三越を背にしながら、老舗ひしめく室町仲通りを真っすぐ進み、昭和通り手前の十字路を左へ折れると、はためくフランス国旗が目に入るはずだ。そのビルの地下1階に「Bistro Esprit」(ビストロエスプリ)はある。
「ビストロ」と名乗るだけに、家庭的なフレンチがリーズナブルに楽しめるが、それだけではない。シェフ手打ちのパスタが人気なのだ。イタリアンでの修業経験もあり、自ら麺好きを公言するシェフが毎夕方手打ちし、一晩寝かせてから供される「手打ちパスタセット」は、一日限定20食、週2回ソースが入れ替わる。写真のミートソースは、生クリームを加えたことでまろやかさが増し、ローズマリーの香りが食欲をそそる逸品。もちもちした生タリアッテレの食感がたまらない。

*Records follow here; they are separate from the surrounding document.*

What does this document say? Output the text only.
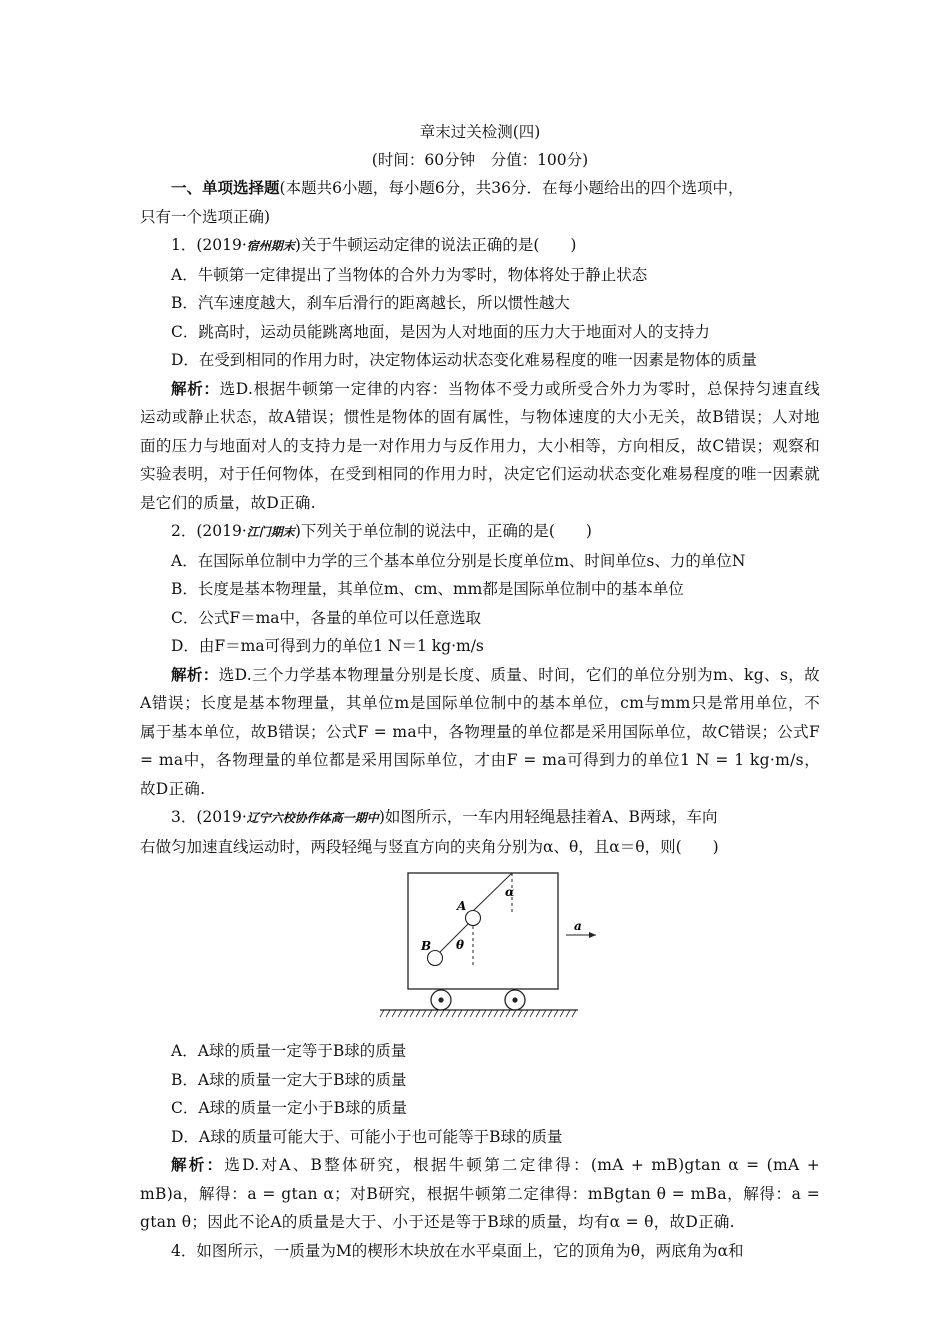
章末过关检测(四)
(时间：60分钟　分值：100分)
一、单项选择题(本题共6小题，每小题6分，共36分．在每小题给出的四个选项中，
只有一个选项正确)
1．(2019·宿州期末)关于牛顿运动定律的说法正确的是(　　)
A．牛顿第一定律提出了当物体的合外力为零时，物体将处于静止状态
B．汽车速度越大，刹车后滑行的距离越长，所以惯性越大
C．跳高时，运动员能跳离地面，是因为人对地面的压力大于地面对人的支持力
D．在受到相同的作用力时，决定物体运动状态变化难易程度的唯一因素是物体的质量
解析：选D.根据牛顿第一定律的内容：当物体不受力或所受合外力为零时，总保持匀速直线运动或静止状态，故A错误；惯性是物体的固有属性，与物体速度的大小无关，故B错误；人对地面的压力与地面对人的支持力是一对作用力与反作用力，大小相等，方向相反，故C错误；观察和实验表明，对于任何物体，在受到相同的作用力时，决定它们运动状态变化难易程度的唯一因素就是它们的质量，故D正确.
2．(2019·江门期末)下列关于单位制的说法中，正确的是(　　)
A．在国际单位制中力学的三个基本单位分别是长度单位m、时间单位s、力的单位N
B．长度是基本物理量，其单位m、cm、mm都是国际单位制中的基本单位
C．公式F＝ma中，各量的单位可以任意选取
D．由F＝ma可得到力的单位1 N＝1 kg·m/s
解析：选D.三个力学基本物理量分别是长度、质量、时间，它们的单位分别为m、kg、s，故A错误；长度是基本物理量，其单位m是国际单位制中的基本单位，cm与mm只是常用单位，不属于基本单位，故B错误；公式F = ma中，各物理量的单位都是采用国际单位，故C错误；公式F = ma中，各物理量的单位都是采用国际单位，才由F = ma可得到力的单位1 N = 1 kg·m/s，故D正确.
3．(2019·辽宁六校协作体高一期中)如图所示，一车内用轻绳悬挂着A、B两球，车向
右做匀加速直线运动时，两段轻绳与竖直方向的夹角分别为α、θ，且α＝θ，则(　　)
α
A
θ
B
a
A．A球的质量一定等于B球的质量
B．A球的质量一定大于B球的质量
C．A球的质量一定小于B球的质量
D．A球的质量可能大于、可能小于也可能等于B球的质量
解析：选D.对A、B整体研究，根据牛顿第二定律得：(mA + mB)gtan α = (mA + mB)a，解得：a = gtan α；对B研究，根据牛顿第二定律得：mBgtan θ = mBa，解得：a = gtan θ；因此不论A的质量是大于、小于还是等于B球的质量，均有α = θ，故D正确.
4．如图所示，一质量为M的楔形木块放在水平桌面上，它的顶角为θ，两底角为α和
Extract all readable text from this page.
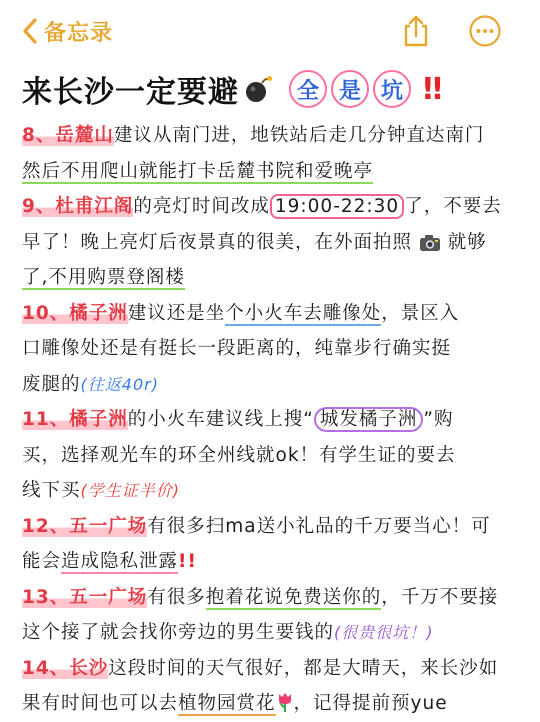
备忘录
来长沙一定要避	全 是 坑 !!
8、岳麓山建议从南门进，地铁站后走几分钟直达南门
然后不用爬山就能打卡岳麓书院和爱晚亭
9、杜甫江阁的亮灯时间改成 19:00-22:30 了，不要去
早了！晚上亮灯后夜景真的很美，在外面拍照 就够
了,不用购票登阁楼
10、橘子洲建议还是坐个小火车去雕像处，景区入
口雕像处还是有挺长一段距离的，纯靠步行确实挺
废腿的(往返40r)
11、橘子洲的小火车建议线上搜“ 城发橘子洲 ”购
买，选择观光车的环全州线就ok！有学生证的要去
线下买(学生证半价)
12、五一广场有很多扫ma送小礼品的千万要当心！可
能会造成隐私泄露!!
13、五一广场有很多抱着花说免费送你的，千万不要接
这个接了就会找你旁边的男生要钱的(很贵很坑！)
14、长沙这段时间的天气很好，都是大晴天，来长沙如
果有时间也可以去植物园赏花 ，记得提前预yue
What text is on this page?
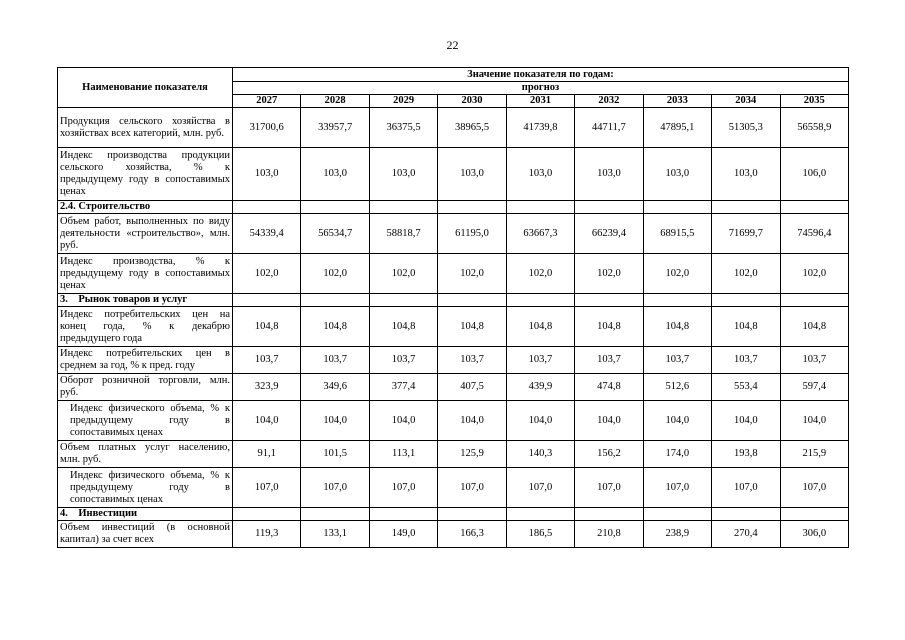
22
Наименование показателя	Значение показателя по годам:								
	прогноз								
	2027	2028	2029	2030	2031	2032	2033	2034	2035
Продукция сельского хозяйства в хозяйствах всех категорий, млн. руб.	31700,6	33957,7	36375,5	38965,5	41739,8	44711,7	47895,1	51305,3	56558,9
Индекс производства продукции сельского хозяйства, % к предыдущему году в сопоставимых ценах	103,0	103,0	103,0	103,0	103,0	103,0	103,0	103,0	106,0
2.4. Строительство									
Объем работ, выполненных по виду деятельности «строительство», млн. руб.	54339,4	56534,7	58818,7	61195,0	63667,3	66239,4	68915,5	71699,7	74596,4
Индекс производства, % к предыдущему году в сопоставимых ценах	102,0	102,0	102,0	102,0	102,0	102,0	102,0	102,0	102,0
3.    Рынок товаров и услуг									
Индекс потребительских цен на конец года, % к декабрю предыдущего года	104,8	104,8	104,8	104,8	104,8	104,8	104,8	104,8	104,8
Индекс потребительских цен в среднем за год, % к пред. году	103,7	103,7	103,7	103,7	103,7	103,7	103,7	103,7	103,7
Оборот розничной торговли, млн. руб.	323,9	349,6	377,4	407,5	439,9	474,8	512,6	553,4	597,4
Индекс физического объема, % к предыдущему году в сопоставимых ценах	104,0	104,0	104,0	104,0	104,0	104,0	104,0	104,0	104,0
Объем платных услуг населению, млн. руб.	91,1	101,5	113,1	125,9	140,3	156,2	174,0	193,8	215,9
Индекс физического объема, % к предыдущему году в сопоставимых ценах	107,0	107,0	107,0	107,0	107,0	107,0	107,0	107,0	107,0
4.    Инвестиции									
Объем инвестиций (в основной капитал) за счет всех	119,3	133,1	149,0	166,3	186,5	210,8	238,9	270,4	306,0
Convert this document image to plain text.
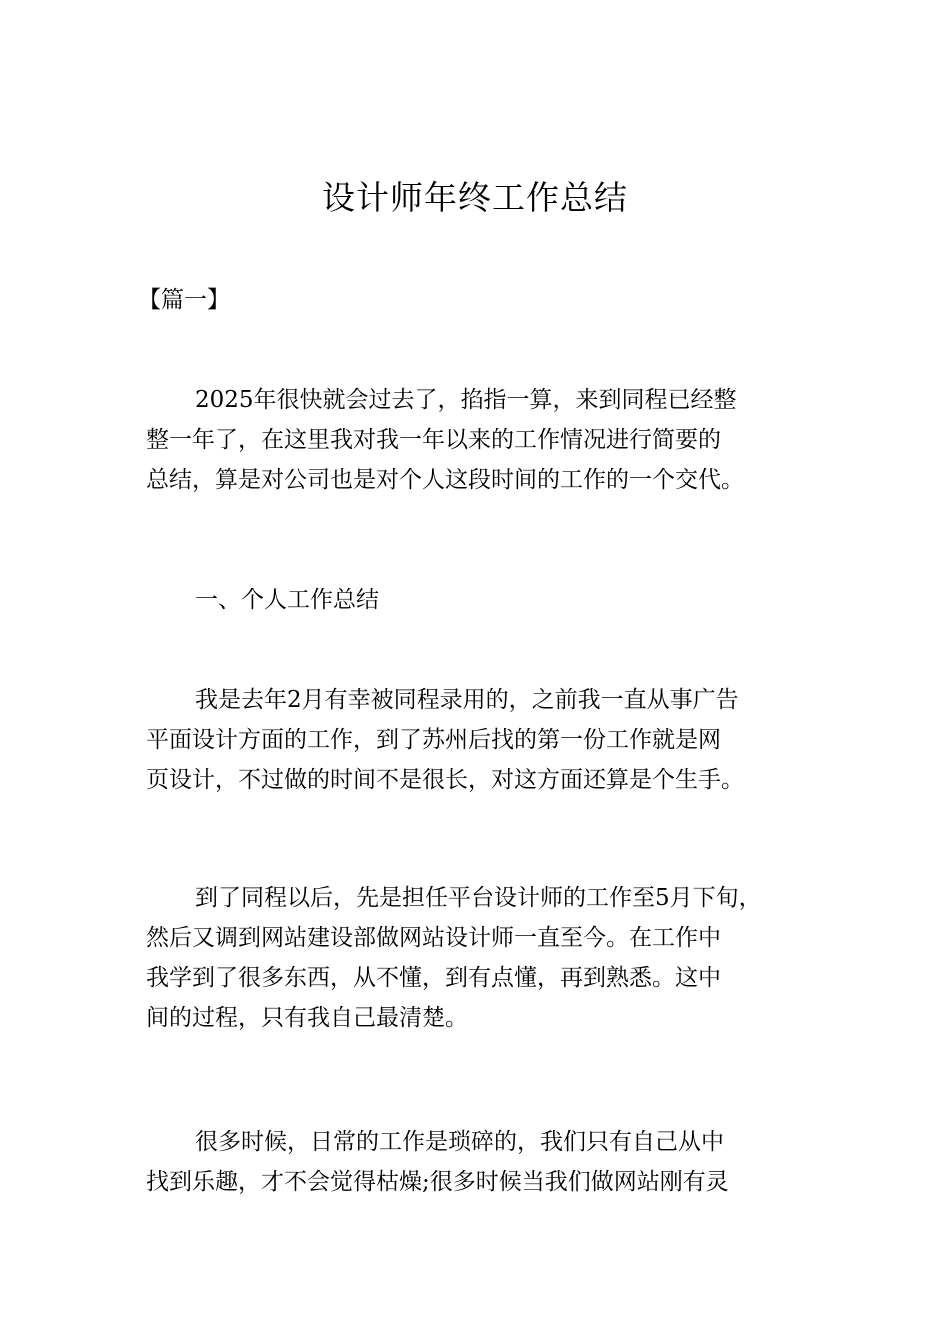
设计师年终工作总结

【篇一】

2025年很快就会过去了，掐指一算，来到同程已经整
整一年了，在这里我对我一年以来的工作情况进行简要的
总结，算是对公司也是对个人这段时间的工作的一个交代。

一、个人工作总结

我是去年2月有幸被同程录用的，之前我一直从事广告
平面设计方面的工作，到了苏州后找的第一份工作就是网
页设计，不过做的时间不是很长，对这方面还算是个生手。

到了同程以后，先是担任平台设计师的工作至5月下旬，
然后又调到网站建设部做网站设计师一直至今。在工作中
我学到了很多东西，从不懂，到有点懂，再到熟悉。这中
间的过程，只有我自己最清楚。

很多时候，日常的工作是琐碎的，我们只有自己从中
找到乐趣，才不会觉得枯燥;很多时候当我们做网站刚有灵
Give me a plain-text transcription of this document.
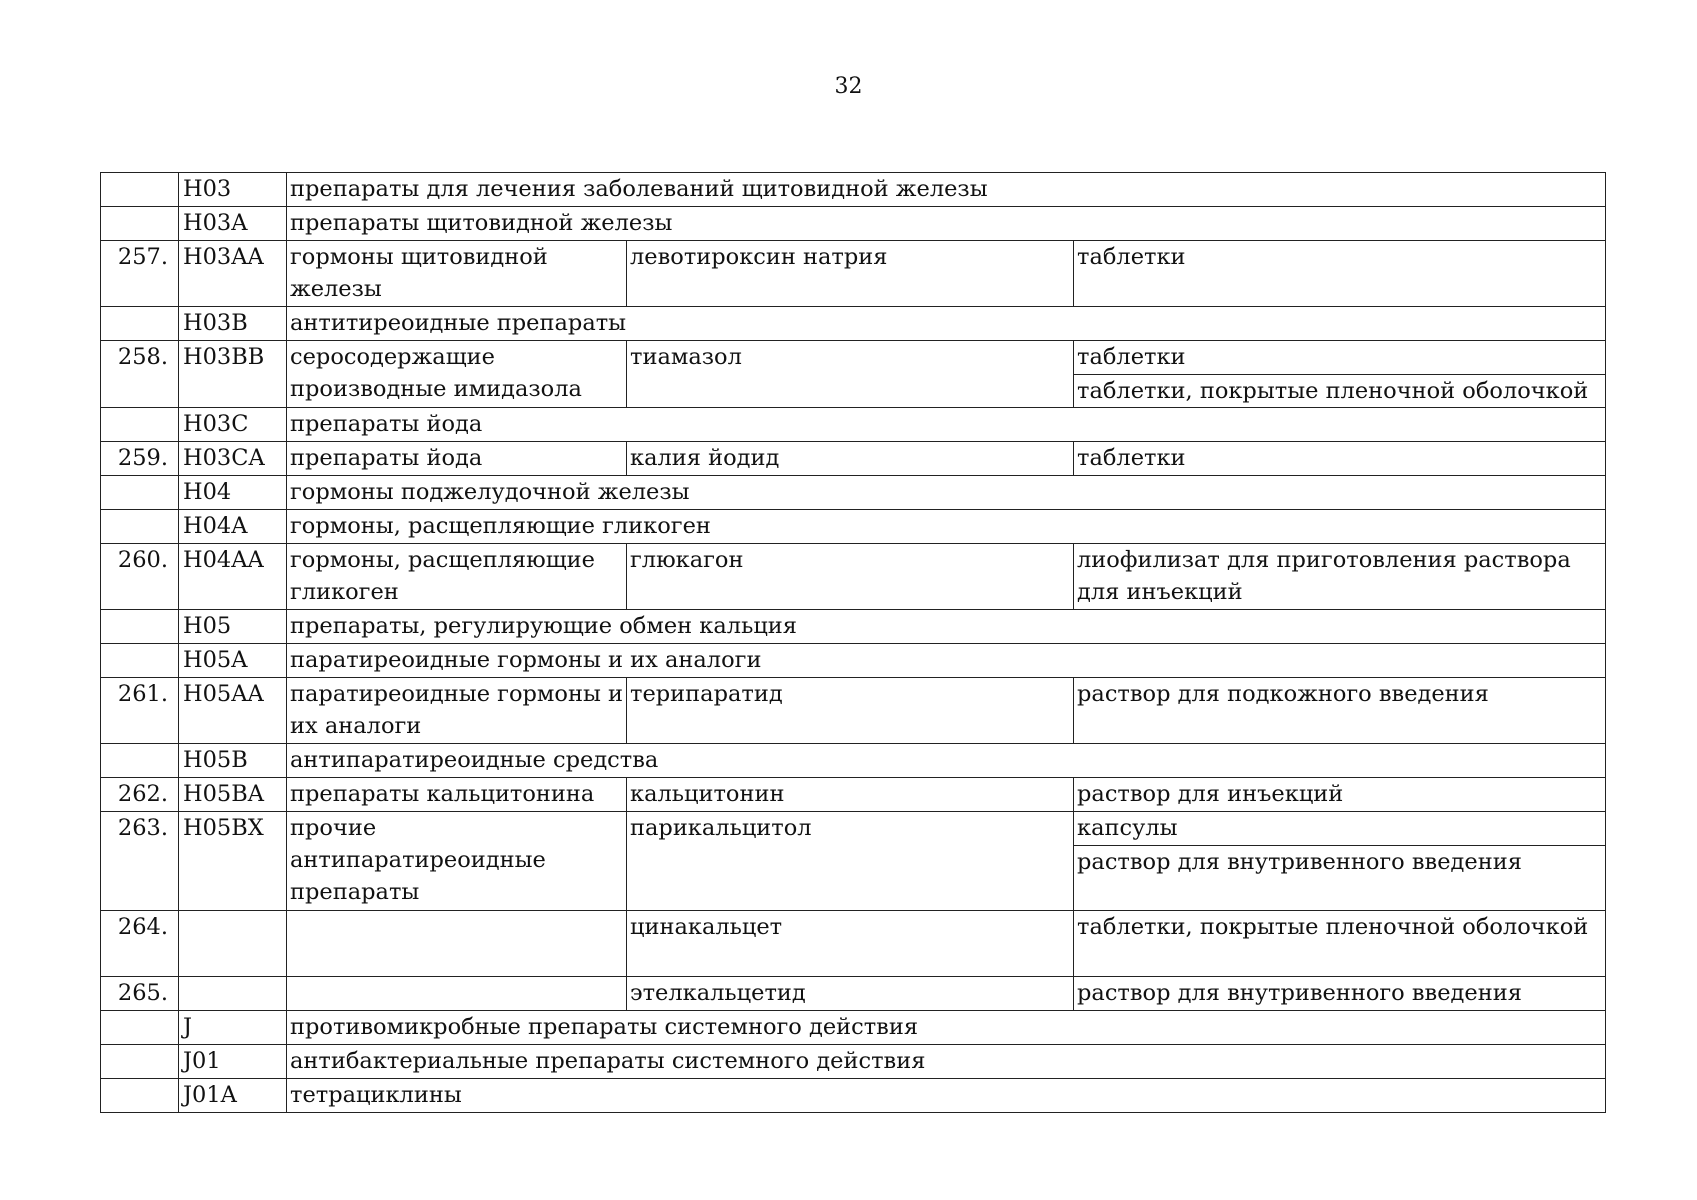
32
	H03	препараты для лечения заболеваний щитовидной железы		
	H03A	препараты щитовидной железы		
257.	H03AA	гормоны щитовидной железы	левотироксин натрия	таблетки
	H03B	антитиреоидные препараты		
258.	H03BB	серосодержащие производные имидазола	тиамазол	таблетки
				таблетки, покрытые пленочной оболочкой
	H03C	препараты йода		
259.	H03CA	препараты йода	калия йодид	таблетки
	H04	гормоны поджелудочной железы		
	H04A	гормоны, расщепляющие гликоген		
260.	H04AA	гормоны, расщепляющие гликоген	глюкагон	лиофилизат для приготовления раствора для инъекций
	H05	препараты, регулирующие обмен кальция		
	H05A	паратиреоидные гормоны и их аналоги		
261.	H05AA	паратиреоидные гормоны и их аналоги	терипаратид	раствор для подкожного введения
	H05B	антипаратиреоидные средства		
262.	H05BA	препараты кальцитонина	кальцитонин	раствор для инъекций
263.	H05BX	прочие антипаратиреоидные препараты	парикальцитол	капсулы
				раствор для внутривенного введения
264.			цинакальцет	таблетки, покрытые пленочной оболочкой
265.			этелкальцетид	раствор для внутривенного введения
	J	противомикробные препараты системного действия		
	J01	антибактериальные препараты системного действия		
	J01A	тетрациклины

「ランチコース」は、前菜、メインディッシュ(肉または魚)、デザート、自家製パンまたはライス、ドリンクという構成。この日の前菜は「茄子のマリネ 生ハム添え」、メインの肉料理は「チキンソテー ペッパーソース」、デザートは「カボチャプリン」だった。かむほどに味の出るチキン、バルサミコの酸味がすがすがしい前菜と、どれも納得の味だが、中でも素晴らしいのは一皿全体での塩加減だ。強過ぎず弱過ぎず、決してしつこくない。それでいて魚のローストなどを食べてみると、表と裏の塩の振り方の違いがよく分かる。